If you're already in debate, you might think speech events are a waste of time or are not your thing. They seem like a totally different world. More performance and less clash. But that mindset misses the point. If you’re serious about getting better at debate, doing speech events will help you in ways debate alone can’t.
Here’s 6 reasons why speech should be part of your training.
In debate, it's incredibly easy to fall into the trap of speaking fast and robotic. You’re so focused on content that you forget how to deliver it. Speech brings you back to real communication. It teaches you how to sound confident, clear, and persuasive without needing to spread or read blocks.
In events like extemp, you stand up and explain something complicated in plain language. In oratory, you write and perform a full speech that connects emotionally with your audience. That kind of speaking translates directly into better debate delivery.
Categories like extemp and impromptu sharpen your quick thinking. You have to come up with ideas fast, organize them, and deliver them smoothly, all in a few minutes. This skill is gold in crossfire, cross-ex, and rebuttals.
A lot of debaters panic when they go off-script don’t know how to talk without prep time and so they start repeating points, stuttering and becoming less intelligible. Speech gives you tools to stay calm, stay smart, and keep speaking when you’re under pressure.

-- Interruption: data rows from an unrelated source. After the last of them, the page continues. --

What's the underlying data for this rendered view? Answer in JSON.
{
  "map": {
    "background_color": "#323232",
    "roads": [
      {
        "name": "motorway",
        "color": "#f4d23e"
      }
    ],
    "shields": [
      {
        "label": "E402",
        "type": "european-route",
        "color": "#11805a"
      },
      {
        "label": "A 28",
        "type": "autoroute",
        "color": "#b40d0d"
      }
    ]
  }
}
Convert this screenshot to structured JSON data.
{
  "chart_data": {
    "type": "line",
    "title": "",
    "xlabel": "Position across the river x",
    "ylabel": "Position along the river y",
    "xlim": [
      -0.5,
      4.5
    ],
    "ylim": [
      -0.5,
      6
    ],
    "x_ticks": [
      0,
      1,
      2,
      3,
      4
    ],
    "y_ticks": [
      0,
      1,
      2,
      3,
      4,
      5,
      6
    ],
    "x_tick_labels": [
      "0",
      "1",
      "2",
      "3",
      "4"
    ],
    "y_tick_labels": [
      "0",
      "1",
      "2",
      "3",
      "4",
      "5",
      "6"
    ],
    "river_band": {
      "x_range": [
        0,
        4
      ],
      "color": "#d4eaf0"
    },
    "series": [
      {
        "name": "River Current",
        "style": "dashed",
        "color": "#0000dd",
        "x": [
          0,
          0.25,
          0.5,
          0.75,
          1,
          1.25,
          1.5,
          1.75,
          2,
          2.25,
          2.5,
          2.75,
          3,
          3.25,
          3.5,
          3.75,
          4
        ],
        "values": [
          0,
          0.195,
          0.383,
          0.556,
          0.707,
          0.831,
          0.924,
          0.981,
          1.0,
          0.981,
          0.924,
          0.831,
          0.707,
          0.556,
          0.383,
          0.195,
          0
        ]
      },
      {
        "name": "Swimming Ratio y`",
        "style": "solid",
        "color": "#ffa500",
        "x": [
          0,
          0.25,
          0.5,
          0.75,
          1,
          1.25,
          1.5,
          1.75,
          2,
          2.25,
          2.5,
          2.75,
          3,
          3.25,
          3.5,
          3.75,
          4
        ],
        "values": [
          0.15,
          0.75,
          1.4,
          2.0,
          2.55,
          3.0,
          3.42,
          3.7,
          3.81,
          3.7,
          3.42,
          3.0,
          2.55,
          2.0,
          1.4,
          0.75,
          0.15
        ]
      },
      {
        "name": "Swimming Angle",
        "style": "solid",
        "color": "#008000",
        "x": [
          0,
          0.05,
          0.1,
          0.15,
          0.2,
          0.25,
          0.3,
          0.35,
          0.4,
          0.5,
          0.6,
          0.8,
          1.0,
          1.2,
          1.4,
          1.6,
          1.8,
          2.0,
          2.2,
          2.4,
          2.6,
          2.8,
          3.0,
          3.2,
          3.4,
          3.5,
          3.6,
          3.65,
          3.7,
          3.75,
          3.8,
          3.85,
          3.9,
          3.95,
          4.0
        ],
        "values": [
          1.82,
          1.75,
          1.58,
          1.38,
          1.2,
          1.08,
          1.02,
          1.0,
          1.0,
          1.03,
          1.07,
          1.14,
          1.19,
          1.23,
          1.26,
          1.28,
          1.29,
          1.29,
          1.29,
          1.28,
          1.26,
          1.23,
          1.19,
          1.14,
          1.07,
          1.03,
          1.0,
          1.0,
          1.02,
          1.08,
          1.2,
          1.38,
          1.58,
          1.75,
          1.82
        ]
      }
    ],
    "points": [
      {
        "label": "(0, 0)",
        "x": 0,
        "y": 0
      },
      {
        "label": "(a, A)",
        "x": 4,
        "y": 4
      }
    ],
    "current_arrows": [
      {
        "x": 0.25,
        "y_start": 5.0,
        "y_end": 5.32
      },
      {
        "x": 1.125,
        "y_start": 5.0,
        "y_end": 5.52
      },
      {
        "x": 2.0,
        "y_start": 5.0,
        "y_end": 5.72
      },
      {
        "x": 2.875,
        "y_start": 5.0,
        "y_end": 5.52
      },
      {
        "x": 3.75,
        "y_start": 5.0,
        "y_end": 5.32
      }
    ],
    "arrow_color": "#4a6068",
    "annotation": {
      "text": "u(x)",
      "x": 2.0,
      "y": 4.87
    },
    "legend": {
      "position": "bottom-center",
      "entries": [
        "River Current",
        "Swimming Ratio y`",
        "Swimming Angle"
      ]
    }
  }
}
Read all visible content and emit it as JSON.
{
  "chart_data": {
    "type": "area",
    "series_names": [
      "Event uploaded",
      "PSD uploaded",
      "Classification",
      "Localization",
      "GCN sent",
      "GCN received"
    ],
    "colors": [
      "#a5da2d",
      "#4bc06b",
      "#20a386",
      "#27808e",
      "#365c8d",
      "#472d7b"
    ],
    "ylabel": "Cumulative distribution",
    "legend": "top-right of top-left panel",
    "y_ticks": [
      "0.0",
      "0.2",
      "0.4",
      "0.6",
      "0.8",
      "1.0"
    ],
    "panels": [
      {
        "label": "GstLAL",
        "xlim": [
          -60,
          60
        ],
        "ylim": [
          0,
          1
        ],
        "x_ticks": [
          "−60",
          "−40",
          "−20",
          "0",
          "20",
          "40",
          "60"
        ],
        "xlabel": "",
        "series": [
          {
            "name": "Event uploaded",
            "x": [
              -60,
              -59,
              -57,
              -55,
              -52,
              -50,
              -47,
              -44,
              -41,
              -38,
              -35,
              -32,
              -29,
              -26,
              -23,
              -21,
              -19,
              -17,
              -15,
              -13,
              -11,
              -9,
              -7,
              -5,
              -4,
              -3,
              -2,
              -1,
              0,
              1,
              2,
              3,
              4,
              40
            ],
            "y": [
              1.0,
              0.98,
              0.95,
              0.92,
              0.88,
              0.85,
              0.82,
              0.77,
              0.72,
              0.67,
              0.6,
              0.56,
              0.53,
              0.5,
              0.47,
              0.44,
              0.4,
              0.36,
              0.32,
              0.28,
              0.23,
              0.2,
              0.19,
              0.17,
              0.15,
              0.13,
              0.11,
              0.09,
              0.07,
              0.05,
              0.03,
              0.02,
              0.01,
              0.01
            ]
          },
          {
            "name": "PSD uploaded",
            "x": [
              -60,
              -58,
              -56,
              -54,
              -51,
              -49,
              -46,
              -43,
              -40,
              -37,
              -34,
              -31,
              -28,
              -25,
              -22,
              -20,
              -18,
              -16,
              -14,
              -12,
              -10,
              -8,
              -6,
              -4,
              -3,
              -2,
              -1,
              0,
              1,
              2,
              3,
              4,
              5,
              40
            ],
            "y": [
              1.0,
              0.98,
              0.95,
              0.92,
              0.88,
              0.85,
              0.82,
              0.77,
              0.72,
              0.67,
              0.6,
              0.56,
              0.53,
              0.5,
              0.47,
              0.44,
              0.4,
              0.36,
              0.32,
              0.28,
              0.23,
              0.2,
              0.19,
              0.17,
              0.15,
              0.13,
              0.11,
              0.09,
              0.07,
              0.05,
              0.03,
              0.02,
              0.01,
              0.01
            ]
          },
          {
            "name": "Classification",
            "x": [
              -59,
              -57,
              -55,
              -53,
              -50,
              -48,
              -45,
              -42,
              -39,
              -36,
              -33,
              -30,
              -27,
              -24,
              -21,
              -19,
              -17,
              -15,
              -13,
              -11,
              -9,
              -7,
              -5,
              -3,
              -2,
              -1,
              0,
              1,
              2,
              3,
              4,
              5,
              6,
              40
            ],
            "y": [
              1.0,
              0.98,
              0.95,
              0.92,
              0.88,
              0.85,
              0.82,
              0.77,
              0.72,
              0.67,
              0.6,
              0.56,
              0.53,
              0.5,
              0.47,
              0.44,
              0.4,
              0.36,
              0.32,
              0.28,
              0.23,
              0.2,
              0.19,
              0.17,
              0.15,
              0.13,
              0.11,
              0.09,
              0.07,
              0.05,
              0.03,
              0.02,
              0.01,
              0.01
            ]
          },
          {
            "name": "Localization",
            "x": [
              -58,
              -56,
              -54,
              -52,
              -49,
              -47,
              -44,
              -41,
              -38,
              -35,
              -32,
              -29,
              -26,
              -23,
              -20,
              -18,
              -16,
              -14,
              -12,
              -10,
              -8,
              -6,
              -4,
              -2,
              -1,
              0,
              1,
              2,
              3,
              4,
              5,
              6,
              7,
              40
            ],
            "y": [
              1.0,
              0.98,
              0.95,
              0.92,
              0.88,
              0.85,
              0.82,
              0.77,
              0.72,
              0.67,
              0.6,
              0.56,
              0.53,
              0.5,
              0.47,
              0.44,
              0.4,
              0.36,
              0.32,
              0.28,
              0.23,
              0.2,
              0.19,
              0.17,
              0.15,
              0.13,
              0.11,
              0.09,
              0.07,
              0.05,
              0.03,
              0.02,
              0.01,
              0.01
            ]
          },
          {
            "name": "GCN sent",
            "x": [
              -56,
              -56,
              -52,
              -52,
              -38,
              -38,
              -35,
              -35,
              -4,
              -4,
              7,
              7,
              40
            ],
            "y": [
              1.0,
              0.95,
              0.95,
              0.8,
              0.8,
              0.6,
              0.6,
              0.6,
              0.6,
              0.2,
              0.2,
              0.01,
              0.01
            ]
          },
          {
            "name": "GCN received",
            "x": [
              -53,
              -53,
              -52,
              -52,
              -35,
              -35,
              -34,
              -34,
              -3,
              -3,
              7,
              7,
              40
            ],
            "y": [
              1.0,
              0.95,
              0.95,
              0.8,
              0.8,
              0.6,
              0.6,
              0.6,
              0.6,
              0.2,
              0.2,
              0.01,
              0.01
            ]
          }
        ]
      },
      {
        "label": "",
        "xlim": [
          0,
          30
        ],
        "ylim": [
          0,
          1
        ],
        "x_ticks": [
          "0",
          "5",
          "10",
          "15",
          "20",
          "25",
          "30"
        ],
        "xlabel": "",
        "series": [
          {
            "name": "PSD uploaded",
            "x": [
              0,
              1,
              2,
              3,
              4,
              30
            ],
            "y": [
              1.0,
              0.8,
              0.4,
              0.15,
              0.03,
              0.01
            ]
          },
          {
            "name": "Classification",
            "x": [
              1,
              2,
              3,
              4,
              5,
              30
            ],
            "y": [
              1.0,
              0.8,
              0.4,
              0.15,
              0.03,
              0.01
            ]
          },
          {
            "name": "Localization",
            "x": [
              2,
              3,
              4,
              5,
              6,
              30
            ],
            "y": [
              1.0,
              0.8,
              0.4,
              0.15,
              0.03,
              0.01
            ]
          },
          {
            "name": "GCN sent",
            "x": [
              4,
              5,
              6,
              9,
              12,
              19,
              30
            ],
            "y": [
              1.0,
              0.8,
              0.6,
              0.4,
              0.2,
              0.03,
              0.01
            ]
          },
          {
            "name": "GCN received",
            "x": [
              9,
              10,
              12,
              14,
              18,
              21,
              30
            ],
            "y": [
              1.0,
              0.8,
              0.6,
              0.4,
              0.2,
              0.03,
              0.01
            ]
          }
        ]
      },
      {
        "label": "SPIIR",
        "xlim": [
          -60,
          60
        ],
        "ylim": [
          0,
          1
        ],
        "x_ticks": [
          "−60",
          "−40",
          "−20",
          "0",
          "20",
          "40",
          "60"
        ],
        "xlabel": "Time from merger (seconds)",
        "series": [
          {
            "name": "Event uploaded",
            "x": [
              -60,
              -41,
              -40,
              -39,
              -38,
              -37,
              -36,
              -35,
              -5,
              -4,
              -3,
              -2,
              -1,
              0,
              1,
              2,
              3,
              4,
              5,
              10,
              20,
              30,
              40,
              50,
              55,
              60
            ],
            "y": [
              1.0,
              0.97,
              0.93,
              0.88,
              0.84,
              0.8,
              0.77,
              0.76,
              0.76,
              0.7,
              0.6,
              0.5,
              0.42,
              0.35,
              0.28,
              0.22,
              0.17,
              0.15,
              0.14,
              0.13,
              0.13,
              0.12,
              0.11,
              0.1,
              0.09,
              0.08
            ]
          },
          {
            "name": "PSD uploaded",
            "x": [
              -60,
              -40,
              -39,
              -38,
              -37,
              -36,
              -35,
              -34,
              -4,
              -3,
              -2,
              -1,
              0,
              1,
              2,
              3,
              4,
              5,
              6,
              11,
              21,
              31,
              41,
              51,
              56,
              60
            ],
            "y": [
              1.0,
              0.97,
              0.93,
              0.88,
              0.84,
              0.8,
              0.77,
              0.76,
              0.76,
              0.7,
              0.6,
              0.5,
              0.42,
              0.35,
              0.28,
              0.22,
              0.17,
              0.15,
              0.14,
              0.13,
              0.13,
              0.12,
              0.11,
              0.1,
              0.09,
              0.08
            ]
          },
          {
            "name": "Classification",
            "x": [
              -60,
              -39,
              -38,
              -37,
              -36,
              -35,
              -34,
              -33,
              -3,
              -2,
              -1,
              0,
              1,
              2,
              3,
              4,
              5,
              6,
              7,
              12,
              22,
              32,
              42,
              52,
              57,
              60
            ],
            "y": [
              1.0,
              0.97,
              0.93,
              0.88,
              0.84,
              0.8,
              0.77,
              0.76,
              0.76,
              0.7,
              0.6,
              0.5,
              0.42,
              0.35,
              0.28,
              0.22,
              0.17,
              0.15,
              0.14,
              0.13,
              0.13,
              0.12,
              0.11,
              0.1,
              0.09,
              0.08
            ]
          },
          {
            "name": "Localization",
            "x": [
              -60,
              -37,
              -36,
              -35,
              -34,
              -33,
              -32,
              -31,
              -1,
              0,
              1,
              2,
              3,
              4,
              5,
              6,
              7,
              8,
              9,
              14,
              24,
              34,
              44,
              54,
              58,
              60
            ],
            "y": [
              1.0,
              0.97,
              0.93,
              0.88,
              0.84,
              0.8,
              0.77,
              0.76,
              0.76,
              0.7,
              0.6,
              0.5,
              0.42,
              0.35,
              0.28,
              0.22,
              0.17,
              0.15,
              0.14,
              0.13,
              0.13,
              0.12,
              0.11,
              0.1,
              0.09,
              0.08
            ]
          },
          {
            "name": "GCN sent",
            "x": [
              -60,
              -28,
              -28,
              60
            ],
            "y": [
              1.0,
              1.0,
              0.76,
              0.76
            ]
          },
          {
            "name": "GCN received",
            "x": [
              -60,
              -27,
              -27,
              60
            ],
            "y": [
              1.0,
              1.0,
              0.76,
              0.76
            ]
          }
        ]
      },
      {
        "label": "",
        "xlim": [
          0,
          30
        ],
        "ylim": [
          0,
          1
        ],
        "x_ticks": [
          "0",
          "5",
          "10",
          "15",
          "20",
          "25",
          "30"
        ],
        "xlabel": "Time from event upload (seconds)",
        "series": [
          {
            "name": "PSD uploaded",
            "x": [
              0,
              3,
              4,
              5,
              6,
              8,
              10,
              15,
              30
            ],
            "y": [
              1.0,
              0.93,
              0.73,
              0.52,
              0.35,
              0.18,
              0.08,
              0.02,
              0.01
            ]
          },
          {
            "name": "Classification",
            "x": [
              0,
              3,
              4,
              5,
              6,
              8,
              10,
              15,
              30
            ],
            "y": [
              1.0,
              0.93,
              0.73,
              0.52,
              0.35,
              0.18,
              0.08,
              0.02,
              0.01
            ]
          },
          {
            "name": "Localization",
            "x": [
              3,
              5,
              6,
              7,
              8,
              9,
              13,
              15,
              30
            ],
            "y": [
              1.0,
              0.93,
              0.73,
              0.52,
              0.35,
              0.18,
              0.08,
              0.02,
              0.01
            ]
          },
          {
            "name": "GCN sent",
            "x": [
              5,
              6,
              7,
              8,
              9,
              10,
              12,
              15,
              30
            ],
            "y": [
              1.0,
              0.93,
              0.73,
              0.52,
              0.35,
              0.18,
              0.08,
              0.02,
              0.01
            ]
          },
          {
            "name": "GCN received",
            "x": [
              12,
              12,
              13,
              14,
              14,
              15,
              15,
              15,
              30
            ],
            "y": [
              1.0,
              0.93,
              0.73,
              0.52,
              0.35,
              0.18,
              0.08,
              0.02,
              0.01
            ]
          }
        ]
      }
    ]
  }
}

Debate teaches logic. Speech teaches rhetoric*. And persuasion isn’t just about having the right argument; it’s about getting someone (the judge) to care. Speech makes you think about how you say things, not just what you say.
The best debaters know how to speak like real people. Judges remember the debaters who sound convincing, not the ones who spit out ten impacts with performative emotion. Doing speech helps you learn that skill.
*Both debate and speech develop your rhetoric, but the development can be made much faster with speech
In oratory and extemp, you write and prep a lot. You learn how to structure arguments, how to cut down fluff, how to make something sound good out loud. That makes you better at writing cases and blocks.
If you’ve ever struggled to make your case flow well or make a block sound natural, speech gives you practice fixing that. You start to care more about clarity and delivery—skills that matter in every debate format.
At some point, you’ll leave the debate world. But speaking skills stay with you. Giving a presentation, leading a meeting, or speaking in public or even one on one conversations. Those are all speech skills. Debate gives you critical thinking. Speech gives you real-world speaking.
Together, they make you unstoppable.
People assume debate is about clashing while speech is about performing. But that’s oversimplified. In both, you’re persuading an audience. In both, you’re organizing complex ideas and delivering them clearly. The overlap is bigger than you think.
In fact, a lot of top debaters are also great speakers. And a lot of strong speech kids have the best delivery in debate rounds.
Extemp is the most debate-adjacent. You get a question, prep for 30 minutes, and give a 7-minute speech with sources. It’s like doing a rebuttal with more style.
Impromptu is great for thinking fast. You get a topic and start speaking right away.
Original Oratory helps with scripted delivery, emotional appeal, and long-form writing.
Informative is useful if you like research-heavy topics and structured delivery.
Try one or two. See what clicks.
If you care about getting better at debate, do speech. It makes you clearer, quicker, and more persuasive. It fixes the weaknesses debate doesn’t touch. And it gives you skills you’ll use long after your last tournament.
So don’t treat speech like a side hustle. Treat it like part of your training. It’ll make you a better debater and a better speaker for life.